Bloomberg reports, "The European Union and China managed to agree on a joint statement for Tuesday's summit in Brussels, papering over divisions on trade in a bid to present a common front to U.S. President Donald Trump, EU officials said. Diplomats reached an eleventh-hour accord on a draft communique after China made concessions on wording about industrial subsidies that removed a European veto threat, said one of the officials, who asked not to be identified by name. EU Council President Donald Tusk, European Commission President Jean-Claude Juncker and Chinese Premier Li Keqiang are due to attend the gathering in the Belgian capital. The last-minute agreement highlights European and Chinese determination to present unity in the face of Trump's "America First" challenge to the multilateral order. The EU is China's No. 1 trade partner, while the Chinese market is the second biggest for exports from the bloc after the U.S."

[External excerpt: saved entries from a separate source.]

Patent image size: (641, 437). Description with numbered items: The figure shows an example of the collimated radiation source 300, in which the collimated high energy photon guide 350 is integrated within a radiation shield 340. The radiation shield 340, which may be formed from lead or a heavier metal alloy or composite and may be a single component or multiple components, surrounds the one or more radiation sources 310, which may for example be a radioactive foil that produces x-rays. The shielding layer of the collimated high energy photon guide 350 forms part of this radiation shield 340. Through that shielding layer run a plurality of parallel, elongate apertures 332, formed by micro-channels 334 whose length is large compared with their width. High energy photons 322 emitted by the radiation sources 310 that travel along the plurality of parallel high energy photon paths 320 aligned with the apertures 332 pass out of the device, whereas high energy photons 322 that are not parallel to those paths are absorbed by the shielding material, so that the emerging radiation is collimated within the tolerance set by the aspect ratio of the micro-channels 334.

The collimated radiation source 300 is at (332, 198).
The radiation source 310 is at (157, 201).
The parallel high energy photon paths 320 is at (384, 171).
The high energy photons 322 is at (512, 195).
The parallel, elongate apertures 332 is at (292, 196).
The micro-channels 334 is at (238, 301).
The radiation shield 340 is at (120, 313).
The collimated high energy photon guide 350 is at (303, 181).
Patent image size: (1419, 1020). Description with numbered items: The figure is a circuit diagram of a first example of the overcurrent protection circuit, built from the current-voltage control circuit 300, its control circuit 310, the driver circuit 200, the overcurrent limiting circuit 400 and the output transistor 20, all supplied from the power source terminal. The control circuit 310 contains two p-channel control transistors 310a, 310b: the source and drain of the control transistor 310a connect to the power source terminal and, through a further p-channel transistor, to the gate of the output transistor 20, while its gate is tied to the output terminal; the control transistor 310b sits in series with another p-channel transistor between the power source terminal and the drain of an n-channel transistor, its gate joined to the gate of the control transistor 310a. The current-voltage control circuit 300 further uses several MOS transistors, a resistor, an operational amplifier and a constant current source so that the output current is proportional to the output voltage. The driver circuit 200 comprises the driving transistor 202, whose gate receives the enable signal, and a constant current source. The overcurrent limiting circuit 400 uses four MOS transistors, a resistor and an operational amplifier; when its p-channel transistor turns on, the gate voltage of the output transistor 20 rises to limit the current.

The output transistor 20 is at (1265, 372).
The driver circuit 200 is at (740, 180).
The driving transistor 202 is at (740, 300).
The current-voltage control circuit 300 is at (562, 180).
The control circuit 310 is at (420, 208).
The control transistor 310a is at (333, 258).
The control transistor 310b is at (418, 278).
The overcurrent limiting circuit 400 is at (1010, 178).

The New York Times reports, "China is planning new steps that could put a stop to making Bitcoin there, a move that could cut off one of the world's largest sources of the popular but unstable cryptocurrency. The National Development and Reform Commission, China's top economic planning body, this week added cryptocurrency mining to a list of about 450 industries that it proposes to eliminate. If the move is finalized, local governments in China would be prohibited from supporting makers of Bitcoin and other digital currencies through subsidies or other benefits. The commission said it would seek public comment until May 7 before making a final decision. China was once the world's largest maker of Bitcoin, though rising government pressure has forced many of those who make the cryptocurrency, known as miners, to other countries."
The Washington Post reports, "A court found nine leaders of Hong Kong's 2014 pro-democracy movement guilty Tuesday of charges including conspiracy and inciting a public nuisance, sparking outrage from supporters and human rights groups. The charges could carry jail terms of up to seven years, but the nine were granted bail while the sentencing hearings are underway. The convictions were the last of dozens resulting from protests almost five years ago to call for greater democracy in Hong Kong. The protests shut down parts of the city and lasted 79 days. Prosecutors said the nine had encouraged demonstrators to block major roads and cause obstructions in a bid to achieve their political demands. The nine activists, however, have argued that police and government actions prompted hundreds of thousands of people to protest, lengthening what was designed as a short and limited sit-in."